1 - A lei não prevê o uso de aeronaves públicas por governantes eleitos no período de transição, mesmo quando convidados para participar de eventos oficiais relevantes. Por nobreza institucional, em tais casos, seria natural que governo que sai oferecesse ao que entra os meios para o deslocamento. Algo impossível de ocorrer no governo Jair Bolsonaro (PL);

2 - A comitiva do presidente eleito poderia, de fato, viajar em aviões de carreira. Só que essa decisão não seria razoável ou prudente nos dias em que vivemos. Atos antidemocráticos, ameaças, agressões, violências verbais e físicas têm ocorrido diariamente, atingindo até ministros do Supremo Tribunal Federal. Nas redes sociais, tresloucados defendem que o presidente eleito seja levado "ao cemitério". Viajar em voos comerciais seria expor o eleito e a sua comitiva a situações de risco eventuais ou planejadas. Um forte aparato de segurança teria de ser montado, com duvidosa eficiência prática e custos elevados para a PF, além dos inconvenientes causados a passageiros e tripulantes;

3 - Outras opções seriam a locação de uma aeronave adequada para uma viagem ao Egito ou o cancelamento da participação no evento. Segundo dirigentes do PT, o custeio dessa locação, por seus custos, seria impossível de ser realizada com os recursos partidários disponíveis. A busca de uma doação para viabilizar essa locação, do ponto de vista legal, moral e da polêmica que a envolveria, equivaleria ao da cessão direta de uma aeronave privada por um integrante da comitiva. Obviamente não cogitamos da possibilidade desse repasse de recursos ser feito de forma simulada ou às ocultas, por ser uma conduta induvidosamente criminosa e imoral;

4 - Nesse contexto, a viagem do presidente eleito em avião de propriedade de um dos membros da sua comitiva deve ter sido avaliada como a melhor alternativa. Há anos José Seripieri Filho é amigo de Lula. As empresas que comanda ou comandou não firmam contratos com o poder público. Durante a campanha eleitoral deu opiniões, fez doações lícitas e abriu a sua residência a empresários, buscando angariar apoio para os seus candidatos. No comício da vitória esteve ao do eleito do presidente eleito. O convite para que integrasse a comitiva presidencial não foi, assim, anormal ou atípico, inexistindo razões para a construção de ilações sobre a existência de qualquer relação espúria de ocasião.

Respondamos então agora a questão. Crime certamente não houve, mesmo que se alargue a latitude dos tipos criminais previstos em lei. Lula sequer foi diplomado e não existem indícios mínimos de que a viagem em avião privado envolvesse uma troca de "favores indevidos". Nada de imoral existe no fato de que um membro de uma comitiva de um presidente eleito, por ter um avião, o ofereça para uma viagem que fariam juntos.
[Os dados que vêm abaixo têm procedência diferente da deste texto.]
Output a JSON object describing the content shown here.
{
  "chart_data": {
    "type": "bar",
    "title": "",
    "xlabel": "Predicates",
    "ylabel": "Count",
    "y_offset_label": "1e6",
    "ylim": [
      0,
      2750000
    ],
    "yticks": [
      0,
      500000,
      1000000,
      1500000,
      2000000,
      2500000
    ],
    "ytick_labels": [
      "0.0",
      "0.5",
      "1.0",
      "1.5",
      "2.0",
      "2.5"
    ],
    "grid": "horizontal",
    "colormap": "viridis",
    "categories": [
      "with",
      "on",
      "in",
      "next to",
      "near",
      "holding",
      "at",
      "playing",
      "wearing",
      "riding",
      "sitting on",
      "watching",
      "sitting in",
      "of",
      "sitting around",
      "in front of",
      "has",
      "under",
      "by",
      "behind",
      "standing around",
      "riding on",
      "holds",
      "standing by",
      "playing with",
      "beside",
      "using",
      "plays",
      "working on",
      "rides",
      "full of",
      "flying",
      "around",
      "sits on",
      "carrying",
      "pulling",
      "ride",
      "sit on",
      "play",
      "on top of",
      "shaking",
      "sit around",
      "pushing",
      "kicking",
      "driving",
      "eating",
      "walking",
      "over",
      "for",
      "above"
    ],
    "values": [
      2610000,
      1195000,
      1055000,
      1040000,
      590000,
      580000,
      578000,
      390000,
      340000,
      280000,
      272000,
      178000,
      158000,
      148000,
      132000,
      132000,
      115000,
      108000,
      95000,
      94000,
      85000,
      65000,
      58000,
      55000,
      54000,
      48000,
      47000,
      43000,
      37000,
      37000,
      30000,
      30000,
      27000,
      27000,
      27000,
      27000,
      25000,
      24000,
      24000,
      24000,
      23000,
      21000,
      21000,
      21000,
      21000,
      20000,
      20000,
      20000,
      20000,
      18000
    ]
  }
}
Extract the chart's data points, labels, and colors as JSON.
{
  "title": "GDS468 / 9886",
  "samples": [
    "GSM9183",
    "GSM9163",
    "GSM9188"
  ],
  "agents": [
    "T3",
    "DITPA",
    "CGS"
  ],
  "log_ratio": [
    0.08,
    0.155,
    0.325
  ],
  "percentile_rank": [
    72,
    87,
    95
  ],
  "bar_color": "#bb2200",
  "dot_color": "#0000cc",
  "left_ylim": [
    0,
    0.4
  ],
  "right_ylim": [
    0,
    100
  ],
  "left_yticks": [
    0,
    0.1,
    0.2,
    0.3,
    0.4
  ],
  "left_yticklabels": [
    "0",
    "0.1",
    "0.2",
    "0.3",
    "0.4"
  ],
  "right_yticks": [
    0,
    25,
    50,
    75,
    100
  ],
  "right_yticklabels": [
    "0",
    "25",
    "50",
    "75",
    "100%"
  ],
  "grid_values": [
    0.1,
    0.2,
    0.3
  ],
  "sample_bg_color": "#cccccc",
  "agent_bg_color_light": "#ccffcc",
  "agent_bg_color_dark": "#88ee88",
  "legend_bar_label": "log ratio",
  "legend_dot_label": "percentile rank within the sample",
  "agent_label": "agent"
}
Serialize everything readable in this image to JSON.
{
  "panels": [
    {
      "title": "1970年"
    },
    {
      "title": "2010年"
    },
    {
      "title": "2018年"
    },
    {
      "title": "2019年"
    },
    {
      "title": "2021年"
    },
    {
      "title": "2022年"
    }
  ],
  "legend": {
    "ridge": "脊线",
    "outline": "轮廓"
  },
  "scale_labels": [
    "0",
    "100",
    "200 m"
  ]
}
Terá sido então um mero erro de avaliação política? Quem assim ache deve apontar qual seria a alternativa melhor que, no caso, poderia ter sido seguida. Sem isso, a crítica torna-se descabida.

Denunciar e combater a corrupção é um dever. Só que quando falsos escândalos são construídos, nivelamos malfeitores e injustiçados. Estaremos prestando, com isso, um desserviço a essa luta. Não há nada mais desejável para os verdadeiros corruptos do que acusações indevidas espalhadas ao vento. Elas inibem, no cotidiano da vida, a realização da saudável e pedagógica separação entre o joio e o trigo.